Когда он, например, писал о «сочувствии ко всем страждущим», то не понимал, что лжет: европейцы если и сочувствовали, и сочувствуют, то только самим себе. Свирепость ко всем, «кто не мы», у них что называется в крови; более кровожадного племени не сыскать на земле. Потому-то я часто удивлялся вроде бы парадоксу: с одной стороны, в Европе поразительно игрушечная жизнь (была и особенно есть), с игрушечными проблемами и игрушечной психологией насельников. (Что и нравится нашим нуворишам и новеньким поколениям «среднего класса», выращенным в искусственных питомниках Москвы, а затем Лондона). Это «край непуганых идиотов», как говорит мой приятель. И он совершенно прав: когда европейцу рассказываешь на его территории об обычных событиях своей российской жизни, видишь неприкрытую взволнованность и приоткрытый рот: он захвачен моими пресными, скучноватыми буднями как авантюрным романом или триллером, ибо его жизнь абсолютно стерильна, ему гарантирована безопасность и комфорт (телесно-душевный: что у него одно целое) с рождения до смерти. (Это-то как раз Ницше и ненавидел, за это-то как раз русских почти любил: обожал/ненавидел Лу Саломе за «непредсказуемость» и «жестокость»: «Лу – абсолютное зло», - говорил это с искренним двусмысленным восхищением). Так вот, с одной стороны, игрушечность, ни малейшей связи с глубинами жизни, а уж тем более бытия, почти полная оторванность от космической подноготной нашей души. А с другой стороны, невероятная жестокость этой самой души, свирепейшая агрессивность, злокозненность, полное отсутствие сострадательности. А ежели они начинают «сострадать», то бросается в глаза, что эта «сострадательность» насквозь умственна и потому лжива, лицемерна. Так было в истории, так обстоят дела и сейчас. А впрочем, чему удивляться? Как может научиться состраданию душа, выращенная в комфортах и никогда не страдавшая? (Тут Ницше мог бы быть прав, если б не повернул вопрос к “спонтанности” или догадался бы, что глубинная душа человека по своим спонтанным свойствам укрывается от действий, пребывая в той плероме, что недоступна «человечеству». Хотя порою он и намекал на это обстоятельство применительно к своей «особой» душе). Повторюсь: как может научиться состраданию душа, имеющая опыт лишь комфортов да эстетических вибраций: мелконьких, мышино-плюшевых, подобных восхищениям Венециями и иными подросткового уровня (глядя из внутреннего Востока) достижениями, лежащими всецело вне этики и вне дхармы, то есть а-космичными?

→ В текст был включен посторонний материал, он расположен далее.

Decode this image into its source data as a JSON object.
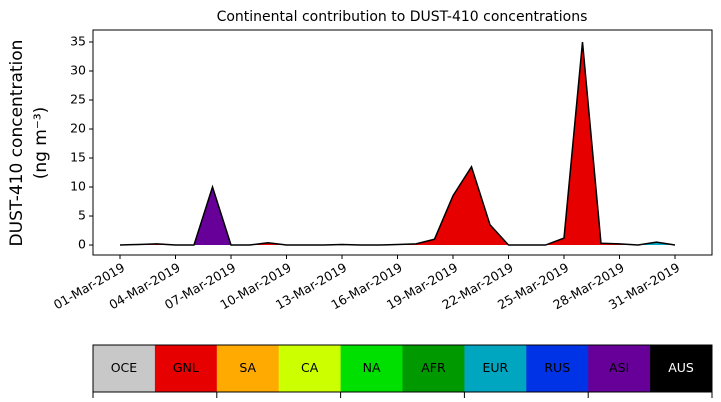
{
  "chart_data": {
    "type": "stacked_area",
    "title": "Continental contribution to DUST-410 concentrations",
    "ylabel": [
      "DUST-410 concentration",
      "(ng m⁻³)"
    ],
    "x": [
      "01-Mar-2019",
      "02-Mar-2019",
      "03-Mar-2019",
      "04-Mar-2019",
      "05-Mar-2019",
      "06-Mar-2019",
      "07-Mar-2019",
      "08-Mar-2019",
      "09-Mar-2019",
      "10-Mar-2019",
      "11-Mar-2019",
      "12-Mar-2019",
      "13-Mar-2019",
      "14-Mar-2019",
      "15-Mar-2019",
      "16-Mar-2019",
      "17-Mar-2019",
      "18-Mar-2019",
      "19-Mar-2019",
      "20-Mar-2019",
      "21-Mar-2019",
      "22-Mar-2019",
      "23-Mar-2019",
      "24-Mar-2019",
      "25-Mar-2019",
      "26-Mar-2019",
      "27-Mar-2019",
      "28-Mar-2019",
      "29-Mar-2019",
      "30-Mar-2019",
      "31-Mar-2019"
    ],
    "ylim": [
      -1.72,
      37.07
    ],
    "yticks": [
      0,
      5,
      10,
      15,
      20,
      25,
      30,
      35
    ],
    "series": [
      {
        "name": "OCE",
        "color": "#c8c8c8",
        "values": [
          0,
          0,
          0,
          0,
          0,
          0,
          0,
          0,
          0,
          0,
          0,
          0,
          0,
          0,
          0,
          0,
          0,
          0,
          0,
          0,
          0,
          0,
          0,
          0,
          0,
          0,
          0,
          0,
          0,
          0,
          0
        ]
      },
      {
        "name": "GNL",
        "color": "#e60000",
        "values": [
          0,
          0.1,
          0.2,
          0,
          0,
          0,
          0,
          0,
          0.4,
          0,
          0,
          0,
          0.1,
          0,
          0,
          0.1,
          0.2,
          1.0,
          8.5,
          13.5,
          3.5,
          0,
          0,
          0,
          1.2,
          35,
          0.3,
          0.2,
          0,
          0,
          0
        ]
      },
      {
        "name": "SA",
        "color": "#ffaa00",
        "values": [
          0,
          0,
          0,
          0,
          0,
          0,
          0,
          0,
          0,
          0,
          0,
          0,
          0,
          0,
          0,
          0,
          0,
          0,
          0,
          0,
          0,
          0,
          0,
          0,
          0,
          0,
          0,
          0,
          0,
          0,
          0
        ]
      },
      {
        "name": "CA",
        "color": "#ccff00",
        "values": [
          0,
          0,
          0,
          0,
          0,
          0,
          0,
          0,
          0,
          0,
          0,
          0,
          0,
          0,
          0,
          0,
          0,
          0,
          0,
          0,
          0,
          0,
          0,
          0,
          0,
          0,
          0,
          0,
          0,
          0,
          0
        ]
      },
      {
        "name": "NA",
        "color": "#00e000",
        "values": [
          0,
          0,
          0,
          0,
          0,
          0,
          0,
          0,
          0,
          0,
          0,
          0,
          0,
          0,
          0,
          0,
          0,
          0,
          0,
          0,
          0,
          0,
          0,
          0,
          0,
          0,
          0,
          0,
          0,
          0,
          0
        ]
      },
      {
        "name": "AFR",
        "color": "#009900",
        "values": [
          0,
          0,
          0,
          0,
          0,
          0,
          0,
          0,
          0,
          0,
          0,
          0,
          0,
          0,
          0,
          0,
          0,
          0,
          0,
          0,
          0,
          0,
          0,
          0,
          0,
          0,
          0,
          0,
          0,
          0,
          0
        ]
      },
      {
        "name": "EUR",
        "color": "#00a5bf",
        "values": [
          0,
          0,
          0,
          0,
          0,
          0,
          0,
          0,
          0,
          0,
          0,
          0,
          0,
          0,
          0,
          0,
          0,
          0,
          0,
          0,
          0,
          0,
          0,
          0,
          0,
          0,
          0,
          0,
          0,
          0.5,
          0
        ]
      },
      {
        "name": "RUS",
        "color": "#0033e6",
        "values": [
          0,
          0,
          0,
          0,
          0,
          0,
          0,
          0,
          0,
          0,
          0,
          0,
          0,
          0,
          0,
          0,
          0,
          0,
          0,
          0,
          0,
          0,
          0,
          0,
          0,
          0,
          0,
          0,
          0,
          0,
          0
        ]
      },
      {
        "name": "ASI",
        "color": "#660099",
        "values": [
          0,
          0,
          0,
          0,
          0,
          10,
          0,
          0,
          0,
          0,
          0,
          0,
          0,
          0,
          0,
          0,
          0,
          0,
          0,
          0,
          0,
          0,
          0,
          0,
          0,
          0,
          0,
          0,
          0,
          0,
          0
        ]
      },
      {
        "name": "AUS",
        "color": "#000000",
        "values": [
          0,
          0,
          0,
          0,
          0,
          0,
          0,
          0,
          0,
          0,
          0,
          0,
          0,
          0,
          0,
          0,
          0,
          0,
          0,
          0,
          0,
          0,
          0,
          0,
          0,
          0,
          0,
          0,
          0,
          0,
          0
        ]
      }
    ]
  }
}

И вот этого понимания сути Европы и европейца никогда не было и нет в наших политических элитах. (О наших молодых поколениях, сделанных из умственного папье-маше, я уже не говорю). Европеец давным-давно вне этики. Он не знает, что такое стыд и честное слово. И далее: он на всех кроме ближайших соседей смотрит как на индейцев или майя. Это трюизмы, которые блестяще описали еще Бердяев и Франк. Всё это внимательнейше было подвергнуто изучению и подитожено еще до второй мировой войны. Однако наши политики и их помощники традиционно невежественны и исходят «в больших действиях» из своих бытовых мещанских предрассудков, из мелкого тщеславия плебея, мечтающего войти хотя бы в прихожую к аристократу.